QPC : composition de la chambre de l’instruction à la suite d’un référé-liberté
L’exercice des pouvoirs conférés par l’article 187-1 du code de procédure pénale n’interdit pas au magistrat ayant connu du référé-liberté de participer à la décision collégiale de la chambre de l’instruction à laquelle l’affaire a été renvoyée, sauf s’il a, ce faisant, pris position sur le bien-fondé de l’appel.

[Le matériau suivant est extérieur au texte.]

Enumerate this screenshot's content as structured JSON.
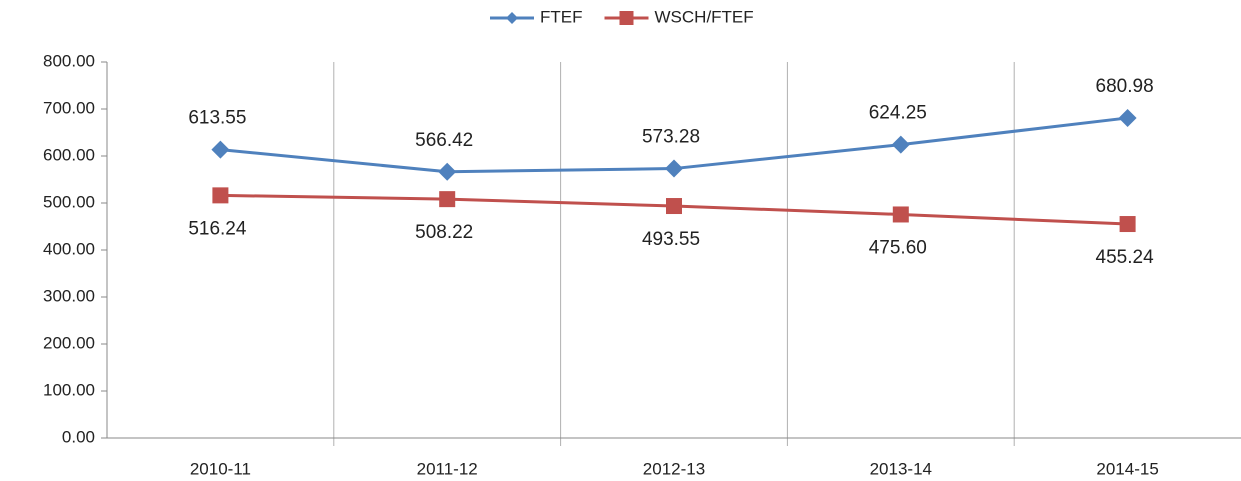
{
  "chart_data": {
    "type": "line",
    "categories": [
      "2010-11",
      "2011-12",
      "2012-13",
      "2013-14",
      "2014-15"
    ],
    "series": [
      {
        "name": "FTEF",
        "color": "#4f81bd",
        "marker": "diamond",
        "values": [
          613.55,
          566.42,
          573.28,
          624.25,
          680.98
        ]
      },
      {
        "name": "WSCH/FTEF",
        "color": "#c0504d",
        "marker": "square",
        "values": [
          516.24,
          508.22,
          493.55,
          475.6,
          455.24
        ],
        "value_labels": [
          "516.24",
          "508.22",
          "493.55",
          "475.60",
          "455.24"
        ]
      }
    ],
    "ylim": [
      0,
      800
    ],
    "yticks": [
      {
        "value": 0,
        "label": "0.00"
      },
      {
        "value": 100,
        "label": "100.00"
      },
      {
        "value": 200,
        "label": "200.00"
      },
      {
        "value": 300,
        "label": "300.00"
      },
      {
        "value": 400,
        "label": "400.00"
      },
      {
        "value": 500,
        "label": "500.00"
      },
      {
        "value": 600,
        "label": "600.00"
      },
      {
        "value": 700,
        "label": "700.00"
      },
      {
        "value": 800,
        "label": "800.00"
      }
    ],
    "vertical_grid": true,
    "legend": "top"
  }
}
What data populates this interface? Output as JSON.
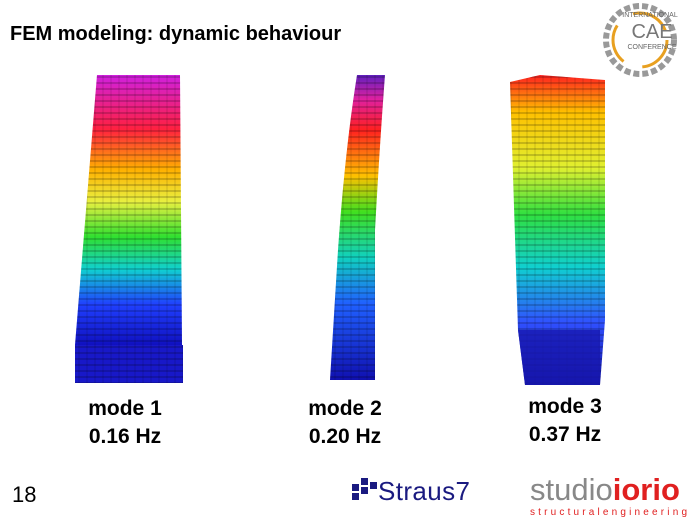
{
  "header": {
    "title": "FEM modeling: dynamic behaviour"
  },
  "logo": {
    "line1": "INTERNATIONAL",
    "line2": "CAE",
    "line3": "CONFERENCE"
  },
  "modes": [
    {
      "label": "mode 1",
      "frequency": "0.16 Hz"
    },
    {
      "label": "mode 2",
      "frequency": "0.20 Hz"
    },
    {
      "label": "mode 3",
      "frequency": "0.37 Hz"
    }
  ],
  "footer": {
    "page_number": "18",
    "software": "Straus7",
    "company_a": "studio",
    "company_b": "iorio",
    "company_tagline": "structuralengineering"
  }
}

Dans le cadre d’une information ouverte des chefs, notamment d’importation en bande organisée de produits stupéfiants, blanchiment et association de malfaiteurs, la chambre criminelle de la Cour de cassation a transmis une question prioritaire de constitutionnalité (QPC) portant sur les dispositions de l’article 187-1 du code de procédure pénale dans sa rédaction issue de la loi n° 2000-1354 du 30 décembre 2000 (Crim. 24 juin 2025, n° 25-82.874, inédit), ainsi formulée :
« Les dispositions de l’article 187-1 du code de procédure pénale, en ce qu’elles n’interdisent pas au magistrat qui, saisi d’une demande de référé-liberté, n’a pas estimé que les conditions prévues par l’article 144 n’étaient pas remplies et a renvoyé l’examen de l’affaire à la chambre de l’instruction, de faire partie de la composition de cette juridiction chargée d’examiner l’appel au fond, méconnaissent-elles le principe d’impartialité posé par l’article 16 de la Déclaration de 1789 ? ».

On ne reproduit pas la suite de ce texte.